Python Forum
Extracting data from tweets and saving it as CSV - Printable Version

+- Python Forum (https://python-forum.io)
+-- Forum: Python Coding (https://python-forum.io/forum-7.html)
+--- Forum: General Coding Help (https://python-forum.io/forum-8.html)
+--- Thread: Extracting data from tweets and saving it as CSV (/thread-2191.html)



Extracting data from tweets and saving it as CSV - kiton - Feb-24-2017

Hello! I am new to the programming and learn everything in Python from scratch. 

My goal is to (1) import tweets from a JSON file, (2) pull out the data of interest from the tweets, and (3) save the extracted data to a CSV. Building on the examples provided by other users online, I came up with the following code.

# import necessary modules
import json
from csv import writer

# import tweets from JSON 
with open('00.json') as in_file, \
     open('test.csv', 'w') as out_file:
    print >> out_file, 'ids, text, lang, geo, place'
    csv = writer(out_file)
    tweet_count = 0

    for line in in_file:
        tweet_count += 1
        tweet = json.loads(line)

        # Pull out various data from the tweets
        row = (
            tweet['id_str'],                # author_id
            tweet['text'],                  # tweet_time
            tweet['lang'],                  # tweet_language
            tweet['geo'],                   # tweet_geo
            tweet['place'],                 # tweet_place
        )
        values = [(value.encode('utf8') if hasattr(value, 'encode') else value) for value in row]
        csv.writerow(values)

# print the name of the file and number of tweets imported
print ("File Imported:"), str('00.json')
print ("# Tweets Imported:"), tweet_count
print ("File Exported:"), str('test.csv')
 

However, there seems to be a problem that falls out of my comprehension  Wall And for that I am seeking your help. I include the error message below:

Error:
[color=#000000]TypeError                                 Traceback (most recent call last) [/color] <ipython-input-56-2e4d7aed55d0> in <module>()       5 # import tweets from JSON       6 with open('00.json') as in_file,      open('test.csv', 'w') as out_file: ----> 7     print >> out_file, 'ids, text, lang, geo, place'       8     csv = writer(out_file)       9     tweet_count = 0 [color=#000000]TypeError: unsupported operand type(s) for >>: 'builtin_function_or_method' and '_io.TextIOWrapper'[/color]
Thank you in advance for your guidance!


RE: Extracting data from tweets and saving it as CSV - wavic - Feb-24-2017

Hello!

.......
with open('00.json') as in_file, open('test.csv', 'w') as out_file:
    print('ids, text, lang, geo, place', file=out_file)
......  



RE: Extracting data from tweets and saving it as CSV - kiton - Feb-24-2017

wavic, thank you for prompt response.
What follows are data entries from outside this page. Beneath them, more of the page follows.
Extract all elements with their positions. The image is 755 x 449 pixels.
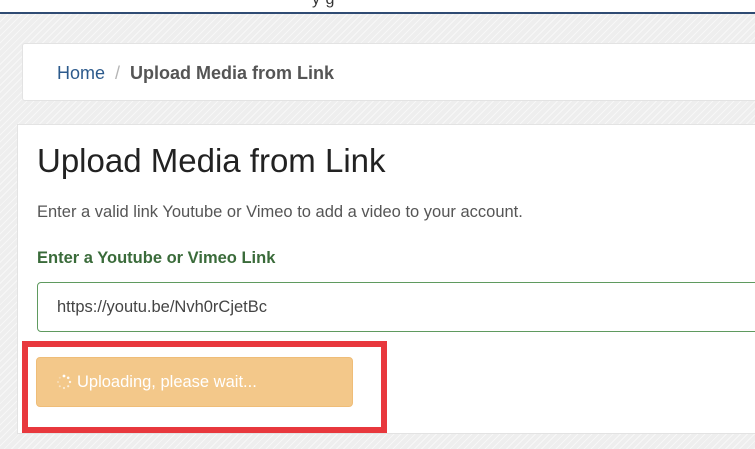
header-cut-off-text: y g	[312, 0, 335, 9]
breadcrumb-panel: Home / Upload Media from Link	[22, 43, 755, 101]
page-description: Enter a valid link Youtube or Vimeo to a…	[37, 203, 523, 221]
spinner-icon	[56, 374, 72, 390]
video-link-input[interactable]	[37, 282, 755, 332]
top-header-strip: y g	[0, 0, 755, 14]
breadcrumb: Home / Upload Media from Link	[57, 63, 334, 83]
upload-button-label: Uploading, please wait...	[77, 372, 257, 391]
breadcrumb-separator: /	[115, 63, 121, 83]
link-field-label: Enter a Youtube or Vimeo Link	[37, 249, 276, 267]
upload-panel: Upload Media from Link Enter a valid lin…	[17, 124, 755, 434]
upload-button[interactable]: Uploading, please wait...	[36, 357, 353, 407]
breadcrumb-current-page: Upload Media from Link	[130, 63, 335, 83]
breadcrumb-home-link[interactable]: Home	[57, 63, 105, 83]
page-title: Upload Media from Link	[37, 142, 386, 179]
Indeed, I figured out the error is in this part and it is because of "builtin_function_or_method' and '_io.TextIOWrapper". What I don't understand is why this is a problem and how to go about it.


RE: Extracting data from tweets and saving it as CSV - wavic - Feb-24-2017

Hm! I have seen >> in C++ when it comes to standard output or to a file.
See the print statement at line 8. It should be a function - print(). >> in Python is bitwise shifting operator


RE: Extracting data from tweets and saving it as CSV - zivoni - Feb-24-2017

As wavic said.

">>" in python is bitwise operator, so from python's view you are trying to apply bitwise shift on a print function with shift size given by the file object (out_file), but >> works only with integers, thats why there  is error about unsupported operand types


RE: Extracting data from tweets and saving it as CSV - kiton - Feb-24-2017

wavic, zivoni, I am thankful for your useful comments. Let me dig into this and try to find a solution.
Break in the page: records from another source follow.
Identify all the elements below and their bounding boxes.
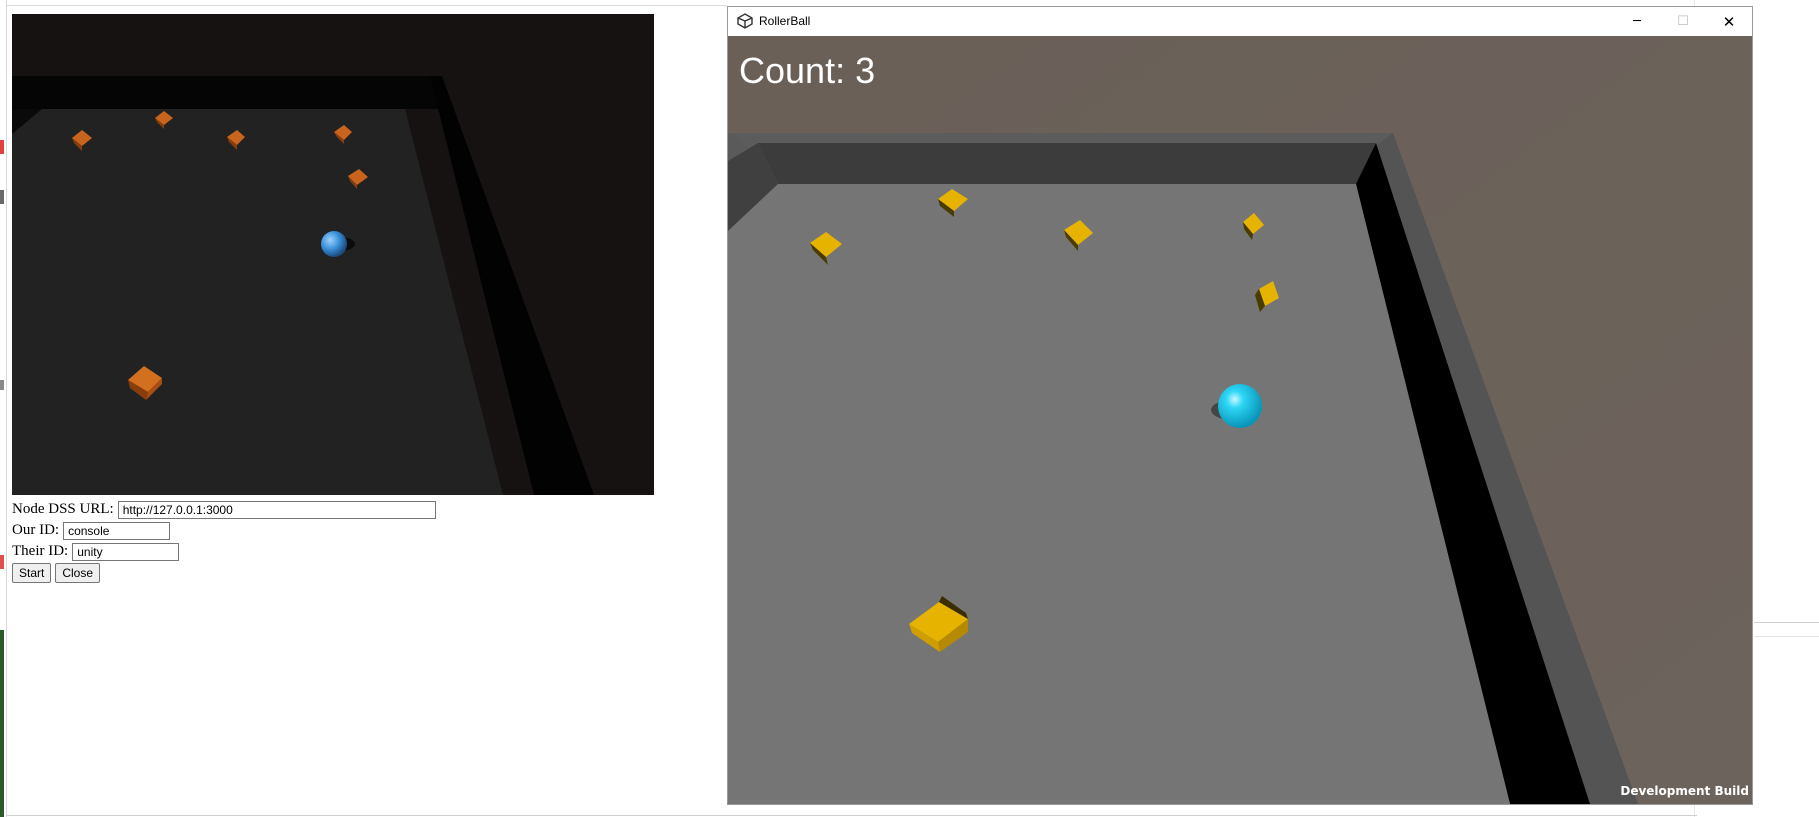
close-icon[interactable]: ✕ <box>1706 7 1752 36</box>
divider <box>7 5 727 6</box>
our-id-input[interactable] <box>63 521 171 540</box>
url-label: Node DSS URL: <box>12 501 114 517</box>
their-id-input[interactable] <box>72 542 180 561</box>
minimize-icon[interactable]: ─ <box>1614 7 1660 36</box>
window-title: RollerBall <box>759 14 811 28</box>
maximize-icon[interactable]: ☐ <box>1660 7 1706 36</box>
unity-logo-icon <box>737 13 753 29</box>
development-build-label: Development Build <box>1620 784 1749 798</box>
divider <box>1754 636 1819 637</box>
game-viewport[interactable]: Count: 3 Development Build <box>728 36 1752 804</box>
their-id-label: Their ID: <box>12 543 69 559</box>
close-button[interactable]: Close <box>55 563 101 583</box>
title-bar[interactable]: RollerBall ─ ☐ ✕ <box>728 7 1752 36</box>
desktop-edge <box>0 0 7 817</box>
ball-icon <box>321 231 347 257</box>
connection-form: Node DSS URL: Our ID: Their ID: Start Cl… <box>12 499 436 583</box>
rollerball-window: RollerBall ─ ☐ ✕ Count: 3 Development Bu… <box>727 6 1753 805</box>
start-button[interactable]: Start <box>12 563 52 583</box>
count-label: Count: 3 <box>739 50 876 91</box>
our-id-label: Our ID: <box>12 522 60 538</box>
divider <box>7 815 1697 816</box>
ball-icon <box>1218 384 1262 428</box>
url-input[interactable] <box>117 500 436 519</box>
divider <box>1754 622 1819 623</box>
remote-video-stream <box>12 14 654 495</box>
RE: Extracting data from tweets and saving it as CSV - zivoni - Feb-24-2017

I am afraid that wavic it already solved for you.
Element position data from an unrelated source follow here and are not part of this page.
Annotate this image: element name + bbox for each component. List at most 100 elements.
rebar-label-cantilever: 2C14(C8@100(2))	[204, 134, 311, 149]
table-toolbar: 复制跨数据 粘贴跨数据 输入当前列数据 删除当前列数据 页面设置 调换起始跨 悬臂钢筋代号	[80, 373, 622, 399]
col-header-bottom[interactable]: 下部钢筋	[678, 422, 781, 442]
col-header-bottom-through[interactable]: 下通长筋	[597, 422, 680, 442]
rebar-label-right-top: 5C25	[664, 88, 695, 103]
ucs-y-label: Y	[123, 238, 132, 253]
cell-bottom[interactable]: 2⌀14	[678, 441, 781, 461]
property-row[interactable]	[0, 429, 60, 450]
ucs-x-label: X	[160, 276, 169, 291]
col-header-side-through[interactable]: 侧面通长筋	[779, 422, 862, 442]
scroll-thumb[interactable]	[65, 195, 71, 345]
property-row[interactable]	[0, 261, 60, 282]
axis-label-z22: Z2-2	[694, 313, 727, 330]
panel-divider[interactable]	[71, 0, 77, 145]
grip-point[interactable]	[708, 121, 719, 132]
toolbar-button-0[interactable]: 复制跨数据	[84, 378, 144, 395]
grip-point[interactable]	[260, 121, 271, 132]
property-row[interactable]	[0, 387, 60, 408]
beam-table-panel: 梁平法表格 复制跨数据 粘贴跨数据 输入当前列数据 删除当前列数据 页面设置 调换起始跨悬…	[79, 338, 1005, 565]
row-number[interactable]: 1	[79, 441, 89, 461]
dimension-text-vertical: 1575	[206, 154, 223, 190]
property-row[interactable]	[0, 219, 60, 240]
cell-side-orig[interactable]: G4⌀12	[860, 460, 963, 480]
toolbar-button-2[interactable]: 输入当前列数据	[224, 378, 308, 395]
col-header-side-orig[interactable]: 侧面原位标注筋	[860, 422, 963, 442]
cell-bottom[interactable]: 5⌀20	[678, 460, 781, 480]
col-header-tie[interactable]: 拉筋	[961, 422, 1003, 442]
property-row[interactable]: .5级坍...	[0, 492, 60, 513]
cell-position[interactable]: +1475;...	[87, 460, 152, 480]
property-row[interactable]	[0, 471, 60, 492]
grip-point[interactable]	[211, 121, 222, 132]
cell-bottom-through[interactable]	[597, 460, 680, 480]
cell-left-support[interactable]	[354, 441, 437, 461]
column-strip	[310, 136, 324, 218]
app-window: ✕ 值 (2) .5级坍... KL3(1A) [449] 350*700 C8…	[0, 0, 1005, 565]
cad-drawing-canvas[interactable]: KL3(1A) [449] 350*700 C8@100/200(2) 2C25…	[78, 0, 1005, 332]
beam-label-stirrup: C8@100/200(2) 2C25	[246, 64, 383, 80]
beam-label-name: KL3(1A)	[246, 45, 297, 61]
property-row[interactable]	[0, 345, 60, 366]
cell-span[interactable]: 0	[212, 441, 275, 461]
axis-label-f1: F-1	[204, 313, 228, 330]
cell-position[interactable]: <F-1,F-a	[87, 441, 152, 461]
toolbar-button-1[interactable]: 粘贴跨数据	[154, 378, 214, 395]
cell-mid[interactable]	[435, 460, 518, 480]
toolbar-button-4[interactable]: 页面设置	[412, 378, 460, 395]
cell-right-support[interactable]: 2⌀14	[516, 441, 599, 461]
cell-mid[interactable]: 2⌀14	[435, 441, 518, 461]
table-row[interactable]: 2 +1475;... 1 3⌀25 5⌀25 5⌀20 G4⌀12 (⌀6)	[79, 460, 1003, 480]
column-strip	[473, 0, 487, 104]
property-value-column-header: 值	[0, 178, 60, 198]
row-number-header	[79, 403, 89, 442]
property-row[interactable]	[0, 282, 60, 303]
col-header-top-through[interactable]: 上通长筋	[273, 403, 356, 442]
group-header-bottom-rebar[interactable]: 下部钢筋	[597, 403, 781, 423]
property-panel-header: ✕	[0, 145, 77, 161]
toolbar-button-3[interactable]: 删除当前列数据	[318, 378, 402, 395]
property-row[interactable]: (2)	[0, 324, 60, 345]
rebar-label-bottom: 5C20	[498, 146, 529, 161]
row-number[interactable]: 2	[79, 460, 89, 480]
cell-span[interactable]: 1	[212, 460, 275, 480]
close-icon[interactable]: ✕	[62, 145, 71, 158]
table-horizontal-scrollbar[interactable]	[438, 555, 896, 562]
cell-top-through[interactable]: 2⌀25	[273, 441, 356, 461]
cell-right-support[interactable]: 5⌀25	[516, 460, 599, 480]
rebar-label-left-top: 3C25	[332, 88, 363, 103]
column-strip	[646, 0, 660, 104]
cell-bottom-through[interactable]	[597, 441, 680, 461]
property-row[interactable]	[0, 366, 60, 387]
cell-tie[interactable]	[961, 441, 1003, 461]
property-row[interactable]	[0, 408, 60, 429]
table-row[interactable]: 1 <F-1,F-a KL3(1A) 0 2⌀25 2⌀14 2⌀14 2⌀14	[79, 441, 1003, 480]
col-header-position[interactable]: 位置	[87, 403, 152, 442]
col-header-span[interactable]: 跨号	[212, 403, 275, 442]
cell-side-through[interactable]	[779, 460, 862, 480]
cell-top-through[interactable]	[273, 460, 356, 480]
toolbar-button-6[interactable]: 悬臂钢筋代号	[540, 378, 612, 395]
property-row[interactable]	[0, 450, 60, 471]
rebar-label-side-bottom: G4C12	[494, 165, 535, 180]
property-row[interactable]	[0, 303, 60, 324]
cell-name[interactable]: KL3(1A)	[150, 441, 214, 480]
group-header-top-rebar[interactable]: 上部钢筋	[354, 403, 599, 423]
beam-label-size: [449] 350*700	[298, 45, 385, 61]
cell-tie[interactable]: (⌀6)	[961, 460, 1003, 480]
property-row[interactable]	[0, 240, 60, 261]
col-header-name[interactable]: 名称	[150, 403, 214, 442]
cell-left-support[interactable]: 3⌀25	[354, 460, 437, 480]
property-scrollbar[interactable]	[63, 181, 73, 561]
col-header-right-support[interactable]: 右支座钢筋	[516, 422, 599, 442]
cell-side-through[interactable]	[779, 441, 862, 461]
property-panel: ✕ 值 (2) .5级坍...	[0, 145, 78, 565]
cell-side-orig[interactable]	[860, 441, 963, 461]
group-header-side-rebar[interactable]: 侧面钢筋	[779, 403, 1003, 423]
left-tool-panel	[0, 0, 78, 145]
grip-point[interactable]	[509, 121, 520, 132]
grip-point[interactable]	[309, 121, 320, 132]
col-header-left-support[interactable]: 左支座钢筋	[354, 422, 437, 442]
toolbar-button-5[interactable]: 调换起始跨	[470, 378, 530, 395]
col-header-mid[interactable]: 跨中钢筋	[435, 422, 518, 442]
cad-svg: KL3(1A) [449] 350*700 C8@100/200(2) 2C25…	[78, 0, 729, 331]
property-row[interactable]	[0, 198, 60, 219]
if you are trying to print your header to out_file with line
 print >> out_file, 'ids, text, lang, geo, place'
then replace it with wavic's
 print('ids, text, lang, geo, place', file=out_file)
file = out_file parameter redirects printing to your file.

Actually now I noticed that if you are using old python (pre 2.7?), then print is not function, but statement. In that case you will have to use
out_file.write('ids, text, lace, geo, place\n')
for "printing" to file

And if you are using python3, then your last three lines will trigger errors, because there is no print statement in python3 and you will need to add parentheses there.


RE: Extracting data from tweets and saving it as CSV - kiton - Feb-24-2017

zivoni, yeah I see what you are saying. I didn't realize that right away, my bad.